Jessica Koravos corrects Mackintosh, says Phantom WILL return to the West End in its original version
Posted on 30 July 2020
The plot thickens. Jessica Koravos, president of Andrew Lloyd Webber's Really Useful Group, has provided a further explanation on the murky fate of The Phantom of the Opera in London's West End, stating that Cameron Mackintosh didn't mean to say that the show itself would be "permanently" closed. Read the full scoop below.
No, wait! He didn't mean that! Phantom to return to the London stage after all...
It's been a rough week for Phantom of the Opera fans. The whole West End was shook after Cameron Mackintosh stated in his Evening Standard article earlier this week that the show would "permanently" be shutting down. It also didn't help that the musical's iconic chandelier was photographed being wheeled out of Her Majesty's Theatre, thereby adding fuel to the fire.
However, it didn't take long for Andrew Lloyd Webber to chime in and contradict Mackintosh's original statement. The next day, the musical's iconic composer took to Twitter to say: "As far as I'm concerned, Phantom will re-open as soon as is possible."

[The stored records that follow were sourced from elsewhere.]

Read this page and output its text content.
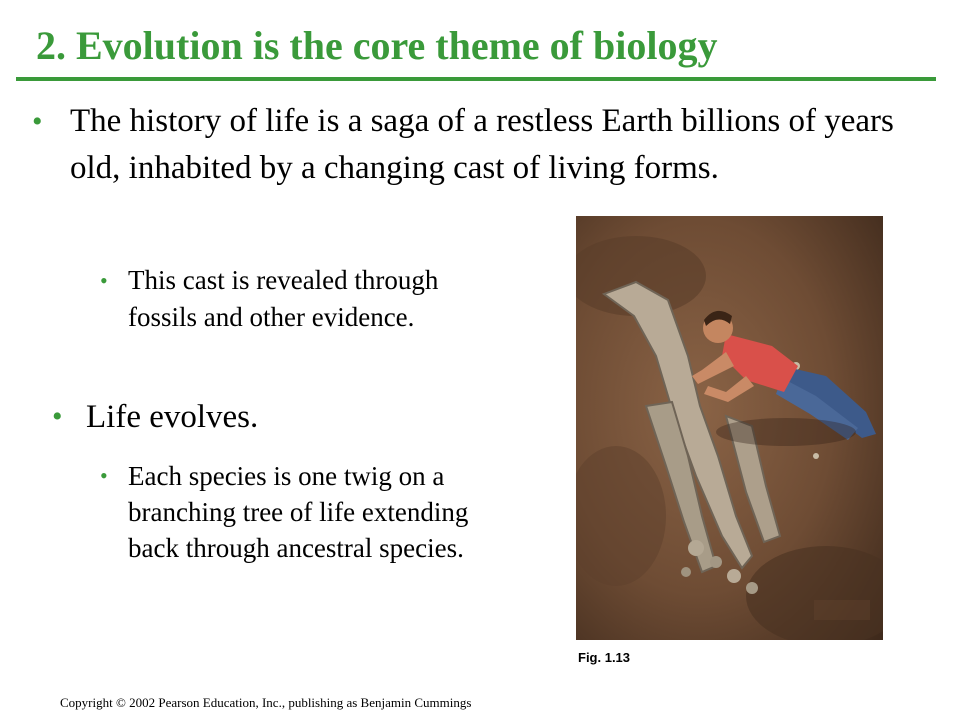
2. Evolution is the core theme of biology

• The history of life is a saga of a restless Earth billions of years old, inhabited by a changing cast of living forms.

• This cast is revealed through fossils and other evidence.

• Life evolves.

• Each species is one twig on a branching tree of life extending back through ancestral species.

Fig. 1.13
Copyright © 2002 Pearson Education, Inc., publishing as Benjamin Cummings
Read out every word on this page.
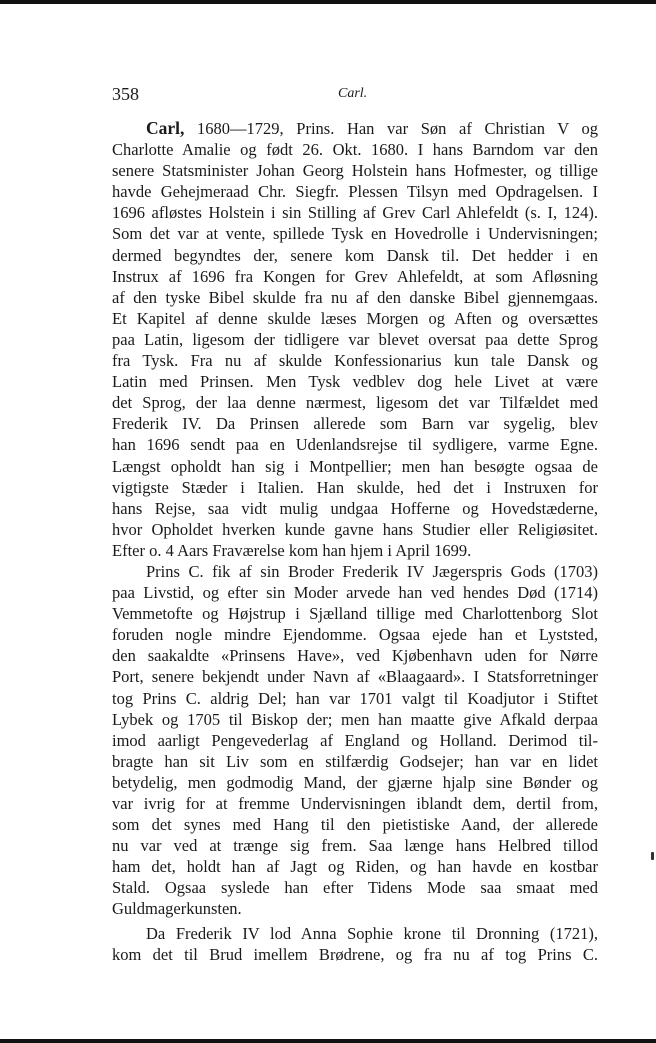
358	Carl.
Carl, 1680—1729, Prins. Han var Søn af Christian V og
Charlotte Amalie og født 26. Okt. 1680. I hans Barndom var den
senere Statsminister Johan Georg Holstein hans Hofmester, og tillige
havde Gehejmeraad Chr. Siegfr. Plessen Tilsyn med Opdragelsen. I
1696 afløstes Holstein i sin Stilling af Grev Carl Ahlefeldt (s. I, 124).
Som det var at vente, spillede Tysk en Hovedrolle i Undervisningen;
dermed begyndtes der, senere kom Dansk til. Det hedder i en
Instrux af 1696 fra Kongen for Grev Ahlefeldt, at som Afløsning
af den tyske Bibel skulde fra nu af den danske Bibel gjennemgaas.
Et Kapitel af denne skulde læses Morgen og Aften og oversættes
paa Latin, ligesom der tidligere var blevet oversat paa dette Sprog
fra Tysk. Fra nu af skulde Konfessionarius kun tale Dansk og
Latin med Prinsen. Men Tysk vedblev dog hele Livet at være
det Sprog, der laa denne nærmest, ligesom det var Tilfældet med
Frederik IV. Da Prinsen allerede som Barn var sygelig, blev
han 1696 sendt paa en Udenlandsrejse til sydligere, varme Egne.
Længst opholdt han sig i Montpellier; men han besøgte ogsaa de
vigtigste Stæder i Italien. Han skulde, hed det i Instruxen for
hans Rejse, saa vidt mulig undgaa Hofferne og Hovedstæderne,
hvor Opholdet hverken kunde gavne hans Studier eller Religiøsitet.
Efter o. 4 Aars Fraværelse kom han hjem i April 1699.
Prins C. fik af sin Broder Frederik IV Jægerspris Gods (1703)
paa Livstid, og efter sin Moder arvede han ved hendes Død (1714)
Vemmetofte og Højstrup i Sjælland tillige med Charlottenborg Slot
foruden nogle mindre Ejendomme. Ogsaa ejede han et Lyststed,
den saakaldte «Prinsens Have», ved Kjøbenhavn uden for Nørre
Port, senere bekjendt under Navn af «Blaagaard». I Statsforretninger
tog Prins C. aldrig Del; han var 1701 valgt til Koadjutor i Stiftet
Lybek og 1705 til Biskop der; men han maatte give Afkald derpaa
imod aarligt Pengevederlag af England og Holland. Derimod til-
bragte han sit Liv som en stilfærdig Godsejer; han var en lidet
betydelig, men godmodig Mand, der gjærne hjalp sine Bønder og
var ivrig for at fremme Undervisningen iblandt dem, dertil from,
som det synes med Hang til den pietistiske Aand, der allerede
nu var ved at trænge sig frem. Saa længe hans Helbred tillod
ham det, holdt han af Jagt og Riden, og han havde en kostbar
Stald. Ogsaa syslede han efter Tidens Mode saa smaat med
Guldmagerkunsten.
Da Frederik IV lod Anna Sophie krone til Dronning (1721),
kom det til Brud imellem Brødrene, og fra nu af tog Prins C.
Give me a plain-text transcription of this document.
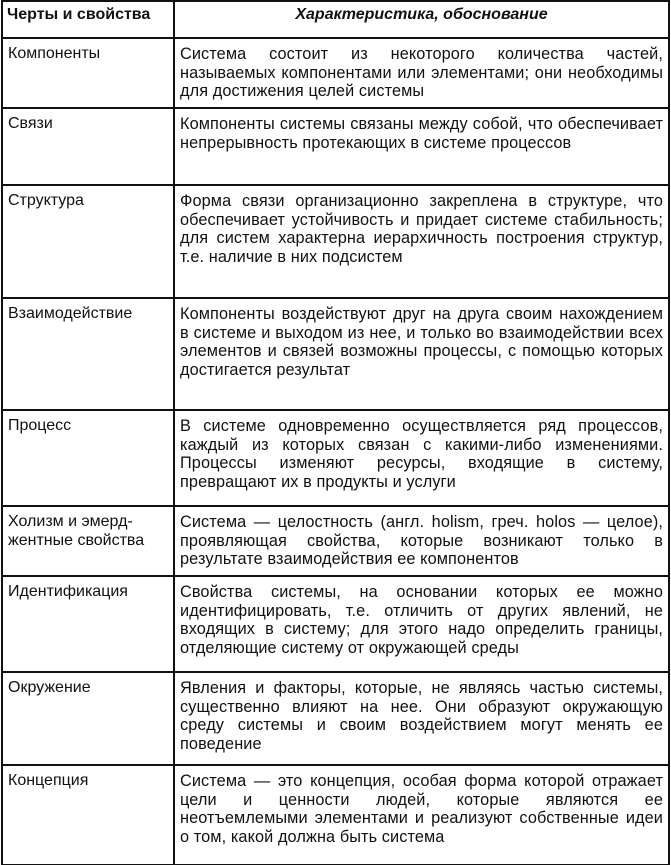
Черты и свойства	Характеристика, обоснование
Компоненты	Система состоит из некоторого количества частей, называемых компонентами или элементами; они необходимы для достижения целей системы
Связи	Компоненты системы связаны между собой, что обеспечивает непрерывность протекающих в системе процессов
Структура	Форма связи организационно закреплена в структуре, что обеспечивает устойчивость и придает системе стабильность; для систем характерна иерархичность построения структур, т.е. наличие в них подсистем
Взаимодействие	Компоненты воздействуют друг на друга своим нахождением в системе и выходом из нее, и только во взаимодействии всех элементов и связей возможны процессы, с помощью которых достигается результат
Процесс	В системе одновременно осуществляется ряд процессов, каждый из которых связан с какими-либо изменениями. Процессы изменяют ресурсы, входящие в систему, превращают их в продукты и услуги
Холизм и эмерджентные свойства	Система — целостность (англ. holism, греч. holos — целое), проявляющая свойства, которые возникают только в результате взаимодействия ее компонентов
Идентификация	Свойства системы, на основании которых ее можно идентифицировать, т.е. отличить от других явлений, не входящих в систему; для этого надо определить границы, отделяющие систему от окружающей среды
Окружение	Явления и факторы, которые, не являясь частью системы, существенно влияют на нее. Они образуют окружающую среду системы и своим воздействием могут менять ее поведение
Концепция	Система — это концепция, особая форма которой отражает цели и ценности людей, которые являются ее неотъемлемыми элементами и реализуют собственные идеи о том, какой должна быть система
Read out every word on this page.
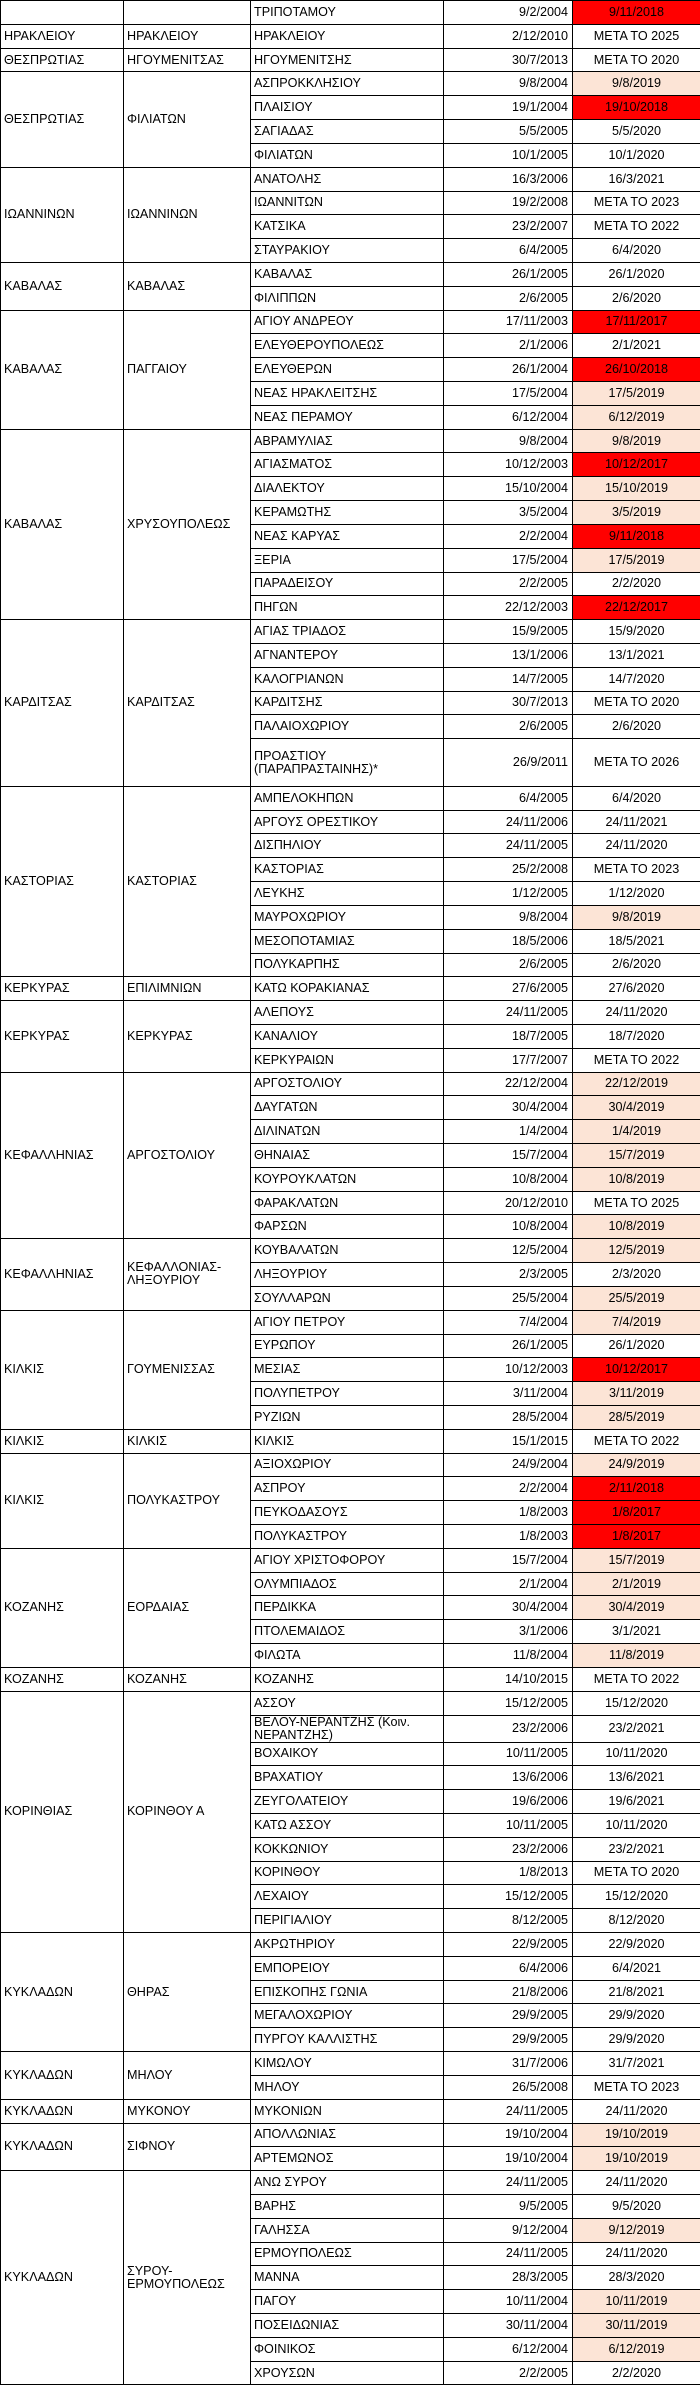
		ΤΡΙΠΟΤΑΜΟΥ	9/2/2004	9/11/2018
ΗΡΑΚΛΕΙΟΥ	ΗΡΑΚΛΕΙΟΥ	ΗΡΑΚΛΕΙΟΥ	2/12/2010	ΜΕΤΑ ΤΟ 2025
ΘΕΣΠΡΩΤΙΑΣ	ΗΓΟΥΜΕΝΙΤΣΑΣ	ΗΓΟΥΜΕΝΙΤΣΗΣ	30/7/2013	ΜΕΤΑ ΤΟ 2020
ΘΕΣΠΡΩΤΙΑΣ	ΦΙΛΙΑΤΩΝ	ΑΣΠΡΟΚΚΛΗΣΙΟΥ	9/8/2004	9/8/2019
		ΠΛΑΙΣΙΟΥ	19/1/2004	19/10/2018
		ΣΑΓΙΑΔΑΣ	5/5/2005	5/5/2020
		ΦΙΛΙΑΤΩΝ	10/1/2005	10/1/2020
ΙΩΑΝΝΙΝΩΝ	ΙΩΑΝΝΙΝΩΝ	ΑΝΑΤΟΛΗΣ	16/3/2006	16/3/2021
		ΙΩΑΝΝΙΤΩΝ	19/2/2008	ΜΕΤΑ ΤΟ 2023
		ΚΑΤΣΙΚΑ	23/2/2007	ΜΕΤΑ ΤΟ 2022
		ΣΤΑΥΡΑΚΙΟΥ	6/4/2005	6/4/2020
ΚΑΒΑΛΑΣ	ΚΑΒΑΛΑΣ	ΚΑΒΑΛΑΣ	26/1/2005	26/1/2020
		ΦΙΛΙΠΠΩΝ	2/6/2005	2/6/2020
ΚΑΒΑΛΑΣ	ΠΑΓΓΑΙΟΥ	ΑΓΙΟΥ ΑΝΔΡΕΟΥ	17/11/2003	17/11/2017
		ΕΛΕΥΘΕΡΟΥΠΟΛΕΩΣ	2/1/2006	2/1/2021
		ΕΛΕΥΘΕΡΩΝ	26/1/2004	26/10/2018
		ΝΕΑΣ ΗΡΑΚΛΕΙΤΣΗΣ	17/5/2004	17/5/2019
		ΝΕΑΣ ΠΕΡΑΜΟΥ	6/12/2004	6/12/2019
ΚΑΒΑΛΑΣ	ΧΡΥΣΟΥΠΟΛΕΩΣ	ΑΒΡΑΜΥΛΙΑΣ	9/8/2004	9/8/2019
		ΑΓΙΑΣΜΑΤΟΣ	10/12/2003	10/12/2017
		ΔΙΑΛΕΚΤΟΥ	15/10/2004	15/10/2019
		ΚΕΡΑΜΩΤΗΣ	3/5/2004	3/5/2019
		ΝΕΑΣ ΚΑΡΥΑΣ	2/2/2004	9/11/2018
		ΞΕΡΙΑ	17/5/2004	17/5/2019
		ΠΑΡΑΔΕΙΣΟΥ	2/2/2005	2/2/2020
		ΠΗΓΩΝ	22/12/2003	22/12/2017
ΚΑΡΔΙΤΣΑΣ	ΚΑΡΔΙΤΣΑΣ	ΑΓΙΑΣ ΤΡΙΑΔΟΣ	15/9/2005	15/9/2020
		ΑΓΝΑΝΤΕΡΟΥ	13/1/2006	13/1/2021
		ΚΑΛΟΓΡΙΑΝΩΝ	14/7/2005	14/7/2020
		ΚΑΡΔΙΤΣΗΣ	30/7/2013	ΜΕΤΑ ΤΟ 2020
		ΠΑΛΑΙΟΧΩΡΙΟΥ	2/6/2005	2/6/2020
		ΠΡΟΑΣΤΙΟΥ (ΠΑΡΑΠΡΑΣΤΑΙΝΗΣ)*	26/9/2011	ΜΕΤΑ ΤΟ 2026
ΚΑΣΤΟΡΙΑΣ	ΚΑΣΤΟΡΙΑΣ	ΑΜΠΕΛΟΚΗΠΩΝ	6/4/2005	6/4/2020
		ΑΡΓΟΥΣ ΟΡΕΣΤΙΚΟΥ	24/11/2006	24/11/2021
		ΔΙΣΠΗΛΙΟΥ	24/11/2005	24/11/2020
		ΚΑΣΤΟΡΙΑΣ	25/2/2008	ΜΕΤΑ ΤΟ 2023
		ΛΕΥΚΗΣ	1/12/2005	1/12/2020
		ΜΑΥΡΟΧΩΡΙΟΥ	9/8/2004	9/8/2019
		ΜΕΣΟΠΟΤΑΜΙΑΣ	18/5/2006	18/5/2021
		ΠΟΛΥΚΑΡΠΗΣ	2/6/2005	2/6/2020
ΚΕΡΚΥΡΑΣ	ΕΠΙΛΙΜΝΙΩΝ	ΚΑΤΩ ΚΟΡΑΚΙΑΝΑΣ	27/6/2005	27/6/2020
ΚΕΡΚΥΡΑΣ	ΚΕΡΚΥΡΑΣ	ΑΛΕΠΟΥΣ	24/11/2005	24/11/2020
		ΚΑΝΑΛΙΟΥ	18/7/2005	18/7/2020
		ΚΕΡΚΥΡΑΙΩΝ	17/7/2007	ΜΕΤΑ ΤΟ 2022
ΚΕΦΑΛΛΗΝΙΑΣ	ΑΡΓΟΣΤΟΛΙΟΥ	ΑΡΓΟΣΤΟΛΙΟΥ	22/12/2004	22/12/2019
		ΔΑΥΓΑΤΩΝ	30/4/2004	30/4/2019
		ΔΙΛΙΝΑΤΩΝ	1/4/2004	1/4/2019
		ΘΗΝΑΙΑΣ	15/7/2004	15/7/2019
		ΚΟΥΡΟΥΚΛΑΤΩΝ	10/8/2004	10/8/2019
		ΦΑΡΑΚΛΑΤΩΝ	20/12/2010	ΜΕΤΑ ΤΟ 2025
		ΦΑΡΣΩΝ	10/8/2004	10/8/2019
ΚΕΦΑΛΛΗΝΙΑΣ	ΚΕΦΑΛΛΟΝΙΑΣ-ΛΗΞΟΥΡΙΟΥ	ΚΟΥΒΑΛΑΤΩΝ	12/5/2004	12/5/2019
		ΛΗΞΟΥΡΙΟΥ	2/3/2005	2/3/2020
		ΣΟΥΛΛΑΡΩΝ	25/5/2004	25/5/2019
ΚΙΛΚΙΣ	ΓΟΥΜΕΝΙΣΣΑΣ	ΑΓΙΟΥ ΠΕΤΡΟΥ	7/4/2004	7/4/2019
		ΕΥΡΩΠΟΥ	26/1/2005	26/1/2020
		ΜΕΣΙΑΣ	10/12/2003	10/12/2017
		ΠΟΛΥΠΕΤΡΟΥ	3/11/2004	3/11/2019
		ΡΥΖΙΩΝ	28/5/2004	28/5/2019
ΚΙΛΚΙΣ	ΚΙΛΚΙΣ	ΚΙΛΚΙΣ	15/1/2015	ΜΕΤΑ ΤΟ 2022
ΚΙΛΚΙΣ	ΠΟΛΥΚΑΣΤΡΟΥ	ΑΞΙΟΧΩΡΙΟΥ	24/9/2004	24/9/2019
		ΑΣΠΡΟΥ	2/2/2004	2/11/2018
		ΠΕΥΚΟΔΑΣΟΥΣ	1/8/2003	1/8/2017
		ΠΟΛΥΚΑΣΤΡΟΥ	1/8/2003	1/8/2017
ΚΟΖΑΝΗΣ	ΕΟΡΔΑΙΑΣ	ΑΓΙΟΥ ΧΡΙΣΤΟΦΟΡΟΥ	15/7/2004	15/7/2019
		ΟΛΥΜΠΙΑΔΟΣ	2/1/2004	2/1/2019
		ΠΕΡΔΙΚΚΑ	30/4/2004	30/4/2019
		ΠΤΟΛΕΜΑΙΔΟΣ	3/1/2006	3/1/2021
		ΦΙΛΩΤΑ	11/8/2004	11/8/2019
ΚΟΖΑΝΗΣ	ΚΟΖΑΝΗΣ	ΚΟΖΑΝΗΣ	14/10/2015	ΜΕΤΑ ΤΟ 2022
ΚΟΡΙΝΘΙΑΣ	ΚΟΡΙΝΘΟΥ Α	ΑΣΣΟΥ	15/12/2005	15/12/2020
		ΒΕΛΟΥ-ΝΕΡΑΝΤΖΗΣ (Κοιν. ΝΕΡΑΝΤΖΗΣ)	23/2/2006	23/2/2021
		ΒΟΧΑΙΚΟΥ	10/11/2005	10/11/2020
		ΒΡΑΧΑΤΙΟΥ	13/6/2006	13/6/2021
		ΖΕΥΓΟΛΑΤΕΙΟΥ	19/6/2006	19/6/2021
		ΚΑΤΩ ΑΣΣΟΥ	10/11/2005	10/11/2020
		ΚΟΚΚΩΝΙΟΥ	23/2/2006	23/2/2021
		ΚΟΡΙΝΘΟΥ	1/8/2013	ΜΕΤΑ ΤΟ 2020
		ΛΕΧΑΙΟΥ	15/12/2005	15/12/2020
		ΠΕΡΙΓΙΑΛΙΟΥ	8/12/2005	8/12/2020
ΚΥΚΛΑΔΩΝ	ΘΗΡΑΣ	ΑΚΡΩΤΗΡΙΟΥ	22/9/2005	22/9/2020
		ΕΜΠΟΡΕΙΟΥ	6/4/2006	6/4/2021
		ΕΠΙΣΚΟΠΗΣ ΓΩΝΙΑ	21/8/2006	21/8/2021
		ΜΕΓΑΛΟΧΩΡΙΟΥ	29/9/2005	29/9/2020
		ΠΥΡΓΟΥ ΚΑΛΛΙΣΤΗΣ	29/9/2005	29/9/2020
ΚΥΚΛΑΔΩΝ	ΜΗΛΟΥ	ΚΙΜΩΛΟΥ	31/7/2006	31/7/2021
		ΜΗΛΟΥ	26/5/2008	ΜΕΤΑ ΤΟ 2023
ΚΥΚΛΑΔΩΝ	ΜΥΚΟΝΟΥ	ΜΥΚΟΝΙΩΝ	24/11/2005	24/11/2020
ΚΥΚΛΑΔΩΝ	ΣΙΦΝΟΥ	ΑΠΟΛΛΩΝΙΑΣ	19/10/2004	19/10/2019
		ΑΡΤΕΜΩΝΟΣ	19/10/2004	19/10/2019
ΚΥΚΛΑΔΩΝ	ΣΥΡΟΥ-ΕΡΜΟΥΠΟΛΕΩΣ	ΑΝΩ ΣΥΡΟΥ	24/11/2005	24/11/2020
		ΒΑΡΗΣ	9/5/2005	9/5/2020
		ΓΑΛΗΣΣΑ	9/12/2004	9/12/2019
		ΕΡΜΟΥΠΟΛΕΩΣ	24/11/2005	24/11/2020
		ΜΑΝΝΑ	28/3/2005	28/3/2020
		ΠΑΓΟΥ	10/11/2004	10/11/2019
		ΠΟΣΕΙΔΩΝΙΑΣ	30/11/2004	30/11/2019
		ΦΟΙΝΙΚΟΣ	6/12/2004	6/12/2019
		ΧΡΟΥΣΩΝ	2/2/2005	2/2/2020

ALW (who recently was forced to postpone his new Cinderella musical starring Carrie Hope Fletcher due to the coronavirus pandemic) didn't specify which version fans would be getting for the show's return, which caused even former Phantom actor John Owen-Jones to speculate that a "leaner" version of the show would be the one to return.
Now, Jessica Koravos, has offered some more clarity on what exactly is going with Phantom. The president of Really Useful Group told The Stage today that Mackintosh's particular phrasing was not entirely correct and that what he actually meant to say was that "we have closed down the production entity" rather than shutting down the entire show.
She reassured fans of Phantom that when it returns, the show "will be the original version. It is not a new version of the show – it will be the original Phantom."
What will be different about Phantom of the Opera when it returns to the West End?
Koravos' statements do seem to line up with a recent press release published a few weeks ago by the production team that stated "a period of extended closure is urgently needed" in order to repair both Her Majesty's Theatre and the actual musical itself.
She also provided us with some more juicy details about the musical, revealing that "this will be the first Phantom production that happens completely without the involvement of Hal Prince" while still preserving what was originally in place.